Polworth had recently resigned from a managerial position in an engineering firm in Bristol to work as head gardener in a large public garden a short distance along the coast. A qualified diver, an accomplished surfer, a competitor in Ironman competitions, Polworth had been relentlessly physical and restless since childhood, and time and office work hadn’t tamed him.
“No regrets, then?” Strike asked.
“Fuck, no,” said Polworth fervently. “Needed to get my hands dirty again. Need to get back outside. Forty next year. Now or never.”
Polworth had applied for the new job without telling his wife what he was doing. Having been offered the position, he’d quit his job and gone home to announce the fait accompli to his family.
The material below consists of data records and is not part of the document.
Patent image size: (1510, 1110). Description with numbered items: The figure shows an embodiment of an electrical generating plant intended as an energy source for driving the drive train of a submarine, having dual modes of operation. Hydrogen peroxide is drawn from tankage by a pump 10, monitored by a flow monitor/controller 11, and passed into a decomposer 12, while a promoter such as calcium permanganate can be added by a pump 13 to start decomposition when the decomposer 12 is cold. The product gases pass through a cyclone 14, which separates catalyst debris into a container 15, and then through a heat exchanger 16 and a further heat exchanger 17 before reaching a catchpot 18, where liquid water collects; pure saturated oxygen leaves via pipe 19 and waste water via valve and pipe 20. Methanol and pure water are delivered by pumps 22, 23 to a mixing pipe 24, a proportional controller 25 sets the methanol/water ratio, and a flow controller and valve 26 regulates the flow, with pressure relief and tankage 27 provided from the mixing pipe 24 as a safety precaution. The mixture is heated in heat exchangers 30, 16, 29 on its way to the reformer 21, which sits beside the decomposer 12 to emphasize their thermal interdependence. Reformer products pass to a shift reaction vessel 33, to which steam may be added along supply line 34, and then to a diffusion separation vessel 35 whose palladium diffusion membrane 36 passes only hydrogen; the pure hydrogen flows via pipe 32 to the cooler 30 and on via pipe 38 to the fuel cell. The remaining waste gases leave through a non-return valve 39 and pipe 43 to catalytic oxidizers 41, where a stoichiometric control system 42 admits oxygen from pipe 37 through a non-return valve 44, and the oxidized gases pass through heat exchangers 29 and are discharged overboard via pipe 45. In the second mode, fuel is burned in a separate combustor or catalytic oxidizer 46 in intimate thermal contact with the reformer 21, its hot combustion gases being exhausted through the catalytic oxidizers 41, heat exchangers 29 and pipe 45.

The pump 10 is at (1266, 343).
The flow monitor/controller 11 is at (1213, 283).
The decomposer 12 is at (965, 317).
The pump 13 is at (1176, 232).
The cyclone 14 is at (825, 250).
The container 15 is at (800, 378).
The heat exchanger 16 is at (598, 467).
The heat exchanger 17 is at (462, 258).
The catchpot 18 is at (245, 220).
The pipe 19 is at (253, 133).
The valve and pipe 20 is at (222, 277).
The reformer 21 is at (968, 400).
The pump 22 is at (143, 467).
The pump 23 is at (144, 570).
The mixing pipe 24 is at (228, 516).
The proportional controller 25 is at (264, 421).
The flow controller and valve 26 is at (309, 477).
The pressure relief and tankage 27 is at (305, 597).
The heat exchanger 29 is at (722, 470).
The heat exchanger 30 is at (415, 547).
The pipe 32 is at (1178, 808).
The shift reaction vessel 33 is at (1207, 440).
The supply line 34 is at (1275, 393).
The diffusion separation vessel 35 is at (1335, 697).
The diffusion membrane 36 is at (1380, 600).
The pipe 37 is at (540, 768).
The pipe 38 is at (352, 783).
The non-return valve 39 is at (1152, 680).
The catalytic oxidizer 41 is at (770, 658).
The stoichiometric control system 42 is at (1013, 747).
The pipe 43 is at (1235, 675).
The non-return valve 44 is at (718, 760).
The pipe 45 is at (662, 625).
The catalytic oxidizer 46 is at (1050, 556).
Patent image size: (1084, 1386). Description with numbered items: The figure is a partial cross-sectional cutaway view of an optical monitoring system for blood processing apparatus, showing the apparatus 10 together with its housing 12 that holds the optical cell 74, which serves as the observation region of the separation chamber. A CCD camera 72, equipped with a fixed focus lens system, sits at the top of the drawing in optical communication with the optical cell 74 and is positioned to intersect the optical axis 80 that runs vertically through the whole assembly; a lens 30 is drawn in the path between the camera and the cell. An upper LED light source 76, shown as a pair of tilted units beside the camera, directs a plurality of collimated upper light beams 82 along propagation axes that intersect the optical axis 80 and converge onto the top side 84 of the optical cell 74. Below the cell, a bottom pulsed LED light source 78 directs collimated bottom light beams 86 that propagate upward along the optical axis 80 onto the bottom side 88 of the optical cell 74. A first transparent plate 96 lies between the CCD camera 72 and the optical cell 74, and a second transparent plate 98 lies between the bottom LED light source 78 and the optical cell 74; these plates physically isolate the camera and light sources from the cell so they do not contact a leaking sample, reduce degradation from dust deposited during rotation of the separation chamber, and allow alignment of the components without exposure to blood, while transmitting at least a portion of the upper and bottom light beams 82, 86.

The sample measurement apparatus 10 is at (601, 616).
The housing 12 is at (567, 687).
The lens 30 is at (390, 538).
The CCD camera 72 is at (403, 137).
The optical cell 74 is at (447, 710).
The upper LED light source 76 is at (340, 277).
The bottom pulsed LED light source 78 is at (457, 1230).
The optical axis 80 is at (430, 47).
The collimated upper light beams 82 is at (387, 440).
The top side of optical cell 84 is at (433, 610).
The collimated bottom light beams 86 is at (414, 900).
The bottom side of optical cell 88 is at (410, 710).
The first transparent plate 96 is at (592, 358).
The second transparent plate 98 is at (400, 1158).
“Penny come round, has she?” Strike asked.
“Still tells me once a week she wants a divorce,” Polworth answered indifferently. “But it was better to present her with the fact, than argue the toss for five years. It’s all worked out great. Kids love the new school, Penny’s company let her transfer to the office in the Big City,” by which Polworth meant Truro, not London. “She’s happy. Just doesn’t want to admit it.”
Strike privately doubted the truth of this statement. A disregard for inconvenient facts tended to march hand in hand with Polworth’s love of risk and romantic causes. However, Strike had problems enough of his own without worrying about Polworth’s, so he raised his fresh pint and said, hoping to keep Polworth’s mind off politics:
“Well, many happy returns, mate.”
“Cheers,” said Polworth, toasting him back. “What d’you reckon to Arsenal’s chances, then? Gonna qualify?”
Strike shrugged, because he feared that discussing the likelihood of his London football club securing a place in the Champions League would lead back to a lack of Cornish loyalties.
“How’s your love life?” Polworth asked, trying a different tack.
“Non-existent,” said Strike.
Polworth grinned.
“Joanie reckons you’re gonna end up with your business partner. That Robin girl.”
“Is that right?” said Strike.
“Told me all about it when I was round there, weekend before last. While I was fixing their Sky Box.”
“They didn’t tell me you’d done that,” said Strike, again tipping his pint toward Polworth. “That was good of you, mate, cheers.”
If he’d hoped to deflect his friend, he was unsuccessful.
“Both of ’em. Her and Ted,” said Polworth, “both of ’em reckon it’s Robin.”
And when Strike said nothing, Polworth pressed him, “Nothing going on, then?”